The Datasets API provides methods for uploading, retrieving, and managing datasets for fine-tuning.

Upload Dataset

From File

pb.datasets.from_file(
    path: str,                    # Path to the file to upload
    name: str,                    # Name for the dataset
) -> Dataset

Upload a file from which a dataset will be created.

Parameters

  • path: str - Path to the file to upload
  • name: str - Name for the dataset

Returns

  • Dataset - The created dataset object

Example 1: Upload a JSONL file

# Upload a JSONL file as a dataset
dataset = pb.datasets.from_file(
    path="./data/news_articles.jsonl",
    name="tldr_news",
)

Example 2: Upload a CSV file

# Upload a CSV file as a dataset
dataset = pb.datasets.from_file(
    path="./data/customer_qa.csv",
    name="customer_questions",
)

From Pandas DataFrame

pb.datasets.from_pandas_dataframe(
    df: pd.DataFrame,             # Pandas DataFrame to upload
    name: str,                    # Name for the dataset
) -> Dataset

Upload a Pandas DataFrame from which a dataset will be created.

Parameters

  • df: pd.DataFrame - Pandas DataFrame to upload
  • name: str - Name for the dataset

Returns

  • Dataset - The created dataset object

Example

import pandas as pd

# Create a sample DataFrame
data = {
    "prompt": ["Summarize this article:", "Explain this concept:"],
    "completion": ["This is a summary.", "This is an explanation."]
}
df = pd.DataFrame(data)

# Upload the DataFrame as a dataset
dataset = pb.datasets.from_pandas_dataframe(
    df=df,
    name="sample_dataset",  
)

Get Dataset

pb.datasets.get(
    dataset_ref: str             # Name of the dataset
) -> Dataset

Retrieves and returns a dataset by its reference name or ID.

Parameters

  • dataset_ref: str - Name of the dataset

Returns

  • Dataset - The requested dataset object

Example

# Get a dataset by name
dataset = pb.datasets.get("tldr_news")

# Print dataset details
print(f"Dataset: {dataset.name}")
print(f"Description: {dataset.description}")
print(f"Number of rows: {dataset.num_rows}")
print(f"Created at: {dataset.created_at}")

Download Dataset

pb.datasets.download(
    dataset_ref: str,     # Name of the dataset
    dest: str = None,     # Local destination path
) -> str

Download a dataset to your local machine.
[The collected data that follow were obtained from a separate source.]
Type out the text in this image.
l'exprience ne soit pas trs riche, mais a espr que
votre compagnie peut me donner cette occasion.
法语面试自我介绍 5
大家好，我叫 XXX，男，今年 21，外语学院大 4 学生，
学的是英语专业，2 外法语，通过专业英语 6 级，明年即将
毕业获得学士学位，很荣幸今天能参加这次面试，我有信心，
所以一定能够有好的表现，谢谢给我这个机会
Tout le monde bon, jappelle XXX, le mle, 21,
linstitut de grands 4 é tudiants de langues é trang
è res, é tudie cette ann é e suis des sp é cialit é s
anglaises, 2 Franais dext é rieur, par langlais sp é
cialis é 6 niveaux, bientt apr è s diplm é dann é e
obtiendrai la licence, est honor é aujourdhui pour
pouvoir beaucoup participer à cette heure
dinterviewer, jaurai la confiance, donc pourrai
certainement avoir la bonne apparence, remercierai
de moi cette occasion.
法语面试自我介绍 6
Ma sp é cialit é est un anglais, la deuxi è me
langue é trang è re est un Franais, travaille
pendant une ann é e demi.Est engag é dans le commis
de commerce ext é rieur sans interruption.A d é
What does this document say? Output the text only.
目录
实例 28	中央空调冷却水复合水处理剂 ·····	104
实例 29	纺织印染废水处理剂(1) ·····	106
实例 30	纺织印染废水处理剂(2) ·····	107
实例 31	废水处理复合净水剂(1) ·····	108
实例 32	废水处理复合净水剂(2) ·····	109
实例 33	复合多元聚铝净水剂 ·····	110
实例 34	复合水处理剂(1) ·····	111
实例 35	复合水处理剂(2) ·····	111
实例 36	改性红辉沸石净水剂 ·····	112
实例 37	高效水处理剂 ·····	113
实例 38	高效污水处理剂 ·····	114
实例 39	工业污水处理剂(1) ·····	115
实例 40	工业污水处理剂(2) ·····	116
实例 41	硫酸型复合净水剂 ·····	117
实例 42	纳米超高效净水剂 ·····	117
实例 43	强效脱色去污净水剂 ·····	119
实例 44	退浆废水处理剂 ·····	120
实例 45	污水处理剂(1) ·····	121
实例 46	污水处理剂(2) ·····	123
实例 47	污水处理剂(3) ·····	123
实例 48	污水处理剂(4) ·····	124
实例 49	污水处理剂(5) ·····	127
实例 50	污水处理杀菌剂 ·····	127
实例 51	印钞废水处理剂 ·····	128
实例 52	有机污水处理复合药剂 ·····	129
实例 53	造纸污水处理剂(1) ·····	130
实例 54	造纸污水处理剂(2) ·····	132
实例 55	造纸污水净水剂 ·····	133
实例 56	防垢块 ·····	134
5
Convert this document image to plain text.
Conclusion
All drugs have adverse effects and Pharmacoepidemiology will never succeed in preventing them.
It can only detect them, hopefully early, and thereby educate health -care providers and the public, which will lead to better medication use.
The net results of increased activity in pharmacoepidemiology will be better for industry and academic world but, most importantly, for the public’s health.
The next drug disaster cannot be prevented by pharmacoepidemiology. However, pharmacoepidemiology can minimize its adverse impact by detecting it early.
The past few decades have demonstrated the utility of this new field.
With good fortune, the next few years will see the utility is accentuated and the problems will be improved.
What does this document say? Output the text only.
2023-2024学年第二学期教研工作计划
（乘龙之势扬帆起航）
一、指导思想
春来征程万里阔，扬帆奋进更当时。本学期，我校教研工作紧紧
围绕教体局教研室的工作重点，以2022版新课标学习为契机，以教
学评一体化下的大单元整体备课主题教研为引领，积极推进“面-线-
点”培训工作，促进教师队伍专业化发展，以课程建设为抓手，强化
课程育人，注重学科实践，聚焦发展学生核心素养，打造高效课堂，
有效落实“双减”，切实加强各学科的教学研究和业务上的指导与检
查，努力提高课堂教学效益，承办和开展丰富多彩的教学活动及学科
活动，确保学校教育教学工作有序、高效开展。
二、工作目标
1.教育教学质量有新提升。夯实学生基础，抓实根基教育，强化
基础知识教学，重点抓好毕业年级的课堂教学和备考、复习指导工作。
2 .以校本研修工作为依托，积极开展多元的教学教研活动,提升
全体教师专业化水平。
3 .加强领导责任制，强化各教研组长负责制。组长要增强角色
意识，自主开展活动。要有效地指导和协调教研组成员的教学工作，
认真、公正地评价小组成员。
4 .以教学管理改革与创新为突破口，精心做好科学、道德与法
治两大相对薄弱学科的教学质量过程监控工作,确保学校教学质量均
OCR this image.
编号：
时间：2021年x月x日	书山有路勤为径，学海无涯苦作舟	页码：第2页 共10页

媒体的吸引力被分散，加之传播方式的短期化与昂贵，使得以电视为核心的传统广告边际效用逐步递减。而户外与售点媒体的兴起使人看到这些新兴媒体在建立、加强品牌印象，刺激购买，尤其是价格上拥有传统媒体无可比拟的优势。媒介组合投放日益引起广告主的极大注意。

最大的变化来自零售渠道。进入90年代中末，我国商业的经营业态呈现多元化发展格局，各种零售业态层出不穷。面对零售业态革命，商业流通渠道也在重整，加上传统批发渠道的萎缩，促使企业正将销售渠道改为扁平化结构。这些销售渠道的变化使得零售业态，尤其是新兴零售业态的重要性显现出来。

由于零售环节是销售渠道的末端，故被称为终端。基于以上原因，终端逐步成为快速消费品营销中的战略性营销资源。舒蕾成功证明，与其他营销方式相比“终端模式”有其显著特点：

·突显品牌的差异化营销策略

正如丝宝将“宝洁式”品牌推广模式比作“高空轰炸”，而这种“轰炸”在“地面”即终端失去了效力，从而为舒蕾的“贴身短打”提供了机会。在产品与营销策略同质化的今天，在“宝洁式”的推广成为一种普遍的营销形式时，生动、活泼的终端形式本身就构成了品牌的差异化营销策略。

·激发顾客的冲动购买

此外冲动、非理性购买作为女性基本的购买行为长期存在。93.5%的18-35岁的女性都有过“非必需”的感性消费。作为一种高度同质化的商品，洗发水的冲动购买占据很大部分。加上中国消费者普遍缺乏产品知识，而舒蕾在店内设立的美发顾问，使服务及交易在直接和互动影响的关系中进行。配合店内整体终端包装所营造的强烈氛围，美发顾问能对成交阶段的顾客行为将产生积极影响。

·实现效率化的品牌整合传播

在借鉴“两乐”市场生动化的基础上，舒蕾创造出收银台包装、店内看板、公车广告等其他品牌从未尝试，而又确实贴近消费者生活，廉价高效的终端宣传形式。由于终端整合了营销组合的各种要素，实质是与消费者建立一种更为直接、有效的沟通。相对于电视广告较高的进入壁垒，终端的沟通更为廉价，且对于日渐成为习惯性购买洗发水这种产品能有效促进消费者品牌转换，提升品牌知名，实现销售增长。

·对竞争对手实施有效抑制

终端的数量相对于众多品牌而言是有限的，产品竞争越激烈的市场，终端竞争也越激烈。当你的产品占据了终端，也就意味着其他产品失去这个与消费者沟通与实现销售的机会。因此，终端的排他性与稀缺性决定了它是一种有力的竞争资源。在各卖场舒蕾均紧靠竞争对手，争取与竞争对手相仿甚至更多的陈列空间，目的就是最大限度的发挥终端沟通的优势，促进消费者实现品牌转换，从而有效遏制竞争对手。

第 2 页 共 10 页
The dataset will be saved in JSONL format.

Parameters

  • dataset_ref: str - Name of the dataset
  • dest: str, optional - Local destination to download the dataset

Returns

  • str - Path to the downloaded dataset

Example

# Download a dataset as JSONL
pb.datasets.download(
    dataset_ref="tldr_news",
    dest="./downloaded_datasets/",
)
print(f"Downloaded dataset to: {download_path}")

Augment Dataset

pb.datasets.augment(
    config: dict | AugmentationConfig,  # The configuration for the augmentation
    dataset: Dataset,                   # The dataset to augment
    name: str,                          # The name of the generated dataset, must be unique in the connection
    openai_api_key: str,                # The OpenAI API key. If not provided, will be read from `OPENAI_API_KEY`
) -> Dataset

Generate synthetic training examples by augmenting an existing dataset using large language models (LLMs). This method creates new, diverse examples that maintain the style and characteristics of your original dataset while expanding its size and variety.

Parameters

  • config: dict | AugmentationConfig - The configuration for the augmentation
  • dataset: Dataset - The dataset to augment
  • name: str, optional - The name of the generated dataset, must be unique in the connection
  • openai_api_key: str, optional - The OpenAI API key. If not provided, will be read from OPENAI_API_KEY

Returns

  • Dataset - The augmented dataset object

Example

from predibase import AugmentationConfig

# Create an augmentation configuration
config = AugmentationConfig(
    base_model="gpt-4-turbo",  # Required: The OpenAI model to use
    num_samples_to_generate=500,  # Optional: Number of synthetic examples to generate
    num_seed_samples=10,  # Optional: Number of seed samples to use
    augmentation_strategy="mixture_of_agents",  # Optional: Augmentation strategy
    task_context="Generate diverse examples for customer service questions"  # Optional: Task context
)

# Get the source dataset
source_dataset = pb.datasets.get("customer_questions")

# Augment the dataset
augmented_dataset = pb.datasets.augment(
    config=config,
    dataset=source_dataset,
    name="augmented_customer_questions",
    openai_api_key="your-openai-api-key"  # Optional: If not set in environment
)

# Print dataset details
print(f"Created augmented dataset: {augmented_dataset.name}")
print(f"Number of rows: {augmented_dataset.num_rows}")
print(f"Created at: {augmented_dataset.created_at}")

For more details about the available configuration options, see the AugmentationConfig documentation.